Mit Bert Kaempfert verbindet mich – außer der Vorliebe für Aquavit und außer der Neigung zu swingender Musik – die Tatsache, dass ich zwar elf Jahre später, aber nur einen Tag nach ihm geboren wurde, nämlich am 17. Oktober. Irgendetwas muss an der Astrologie ja wohl dran sein, die Waage ist anscheinend doch ein rechtes Musikerzeichen.
Und so haben wir uns heute hier zusammen gefunden, um eines ganz, ganz Großen zu gedenken, eines ganz Bescheidenen, eines Komponisten und Musikproduzenten, der der friedlichsten und wohl den meisten Menschen auch verständlichsten Kunst oblag, die es wohl auf unserer Welt gibt – der Musik. Fips – wir, deine Kollegen, die GEMA als segensreiche Gesellschaft für uns Musikurheber und vor allem deine Fans, ob jung, ob alt, denken an dich in Bewunderung und Hochachtung. Wir lieben dich!

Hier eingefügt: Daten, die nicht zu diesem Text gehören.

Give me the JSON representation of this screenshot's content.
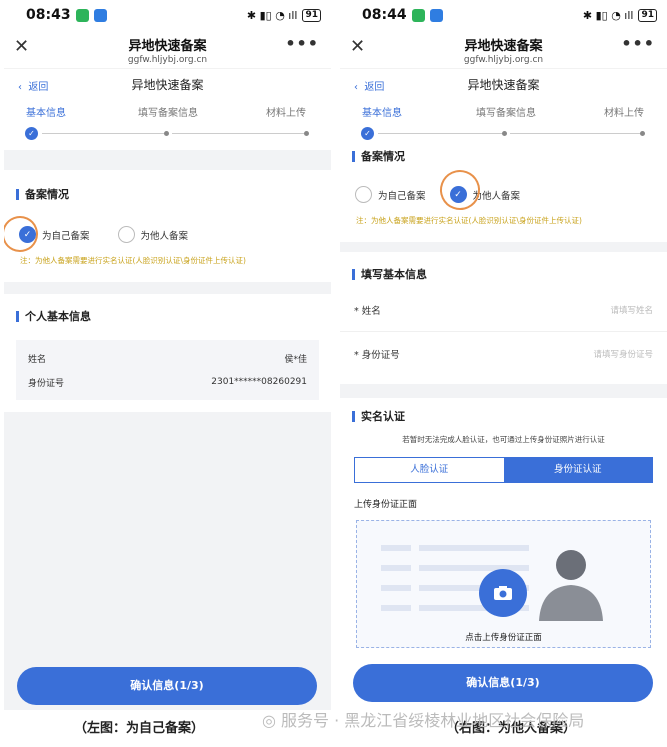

Lassen Sie mich schließen mit den Worten seiner beiden Töchter: „Unser Vater ist nicht tot. Mit seiner Musik lebt er weiter, für uns, für unsere Kinder und Enkel und für alle, die seine Musik lieben. Solange seine Musik noch irgendwo auf der Welt gespielt wird, ist Bert Kaempfert nicht tot. Er lebt.”